Il n’y a donc pas à s’étonner qu’une ligue à la tête de laquelle figurait le cardinal Cullen en personne se soit formée dès 1864 pour obtenir avant tout l’abolition des privilèges (disestablishment) de l’église protestante. Les vieilles questions d’affranchissement de la terre et de liberté d’éducation passaient au second rang. C’était au protestantisme lui-même que l’on s’attaquait cette fois ; non point comme les fenians, avec une pensée hostile à toute religion, mais dans le dessein d’obtenir que tous les cultes fussent égaux devant la loi.
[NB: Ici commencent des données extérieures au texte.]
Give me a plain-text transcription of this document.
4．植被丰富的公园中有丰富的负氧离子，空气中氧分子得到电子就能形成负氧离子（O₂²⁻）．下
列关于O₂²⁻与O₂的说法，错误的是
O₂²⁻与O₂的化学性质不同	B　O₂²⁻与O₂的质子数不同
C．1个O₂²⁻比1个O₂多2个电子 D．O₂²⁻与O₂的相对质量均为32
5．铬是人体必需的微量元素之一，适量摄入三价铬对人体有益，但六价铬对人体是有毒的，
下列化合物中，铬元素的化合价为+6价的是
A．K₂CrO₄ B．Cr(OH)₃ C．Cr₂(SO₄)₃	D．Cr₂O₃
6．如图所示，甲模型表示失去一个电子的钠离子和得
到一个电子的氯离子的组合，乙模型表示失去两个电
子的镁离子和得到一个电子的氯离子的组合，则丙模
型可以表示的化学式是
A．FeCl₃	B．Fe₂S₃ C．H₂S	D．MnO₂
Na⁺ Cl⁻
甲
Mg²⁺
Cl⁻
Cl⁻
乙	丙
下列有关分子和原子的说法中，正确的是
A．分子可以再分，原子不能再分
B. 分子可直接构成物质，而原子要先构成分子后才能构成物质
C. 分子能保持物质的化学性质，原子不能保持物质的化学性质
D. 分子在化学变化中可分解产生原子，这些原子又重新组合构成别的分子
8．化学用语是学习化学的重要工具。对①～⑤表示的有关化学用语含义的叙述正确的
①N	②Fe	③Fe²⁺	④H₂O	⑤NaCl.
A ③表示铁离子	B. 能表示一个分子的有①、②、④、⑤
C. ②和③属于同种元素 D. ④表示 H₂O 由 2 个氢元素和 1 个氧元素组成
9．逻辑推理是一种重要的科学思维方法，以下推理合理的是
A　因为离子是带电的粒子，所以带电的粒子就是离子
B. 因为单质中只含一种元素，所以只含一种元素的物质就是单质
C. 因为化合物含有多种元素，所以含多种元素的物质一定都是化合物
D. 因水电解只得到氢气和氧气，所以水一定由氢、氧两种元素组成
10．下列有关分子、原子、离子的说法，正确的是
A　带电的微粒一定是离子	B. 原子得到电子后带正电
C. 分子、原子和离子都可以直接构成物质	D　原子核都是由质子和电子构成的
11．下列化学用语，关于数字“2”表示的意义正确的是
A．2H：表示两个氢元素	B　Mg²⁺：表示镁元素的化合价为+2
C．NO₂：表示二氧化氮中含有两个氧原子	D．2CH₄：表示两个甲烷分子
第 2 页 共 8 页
Aussi fenians et orangistes se montrèrent-ils les adversaires de cette nouvelle association. Les whigs anglais étaient trop engagés dans les affaires d’Italie pour l’appuyer. Seule la fraction du parti libéral dont M. John Bright était le chef ne craignit pas de se prononcer en sa faveur. Que fallait-il en effet pour remédier aux maux dont souffrait l’Irlande ? Détruire la loi de primogéniture, qui empêche le morcellement des héritages, réformer les vieilles conventions entre propriétaires et tenanciers, émietter la terre entre les paysans, abolir le culte officiel, en un mot, rendre la terre et la religion libres, double but que les adeptes de l’économie politique avaient inscrit déjà sur leur programme. M. Bright était conséquent avec lui-même en se prononçant pour les nationaux irlandais.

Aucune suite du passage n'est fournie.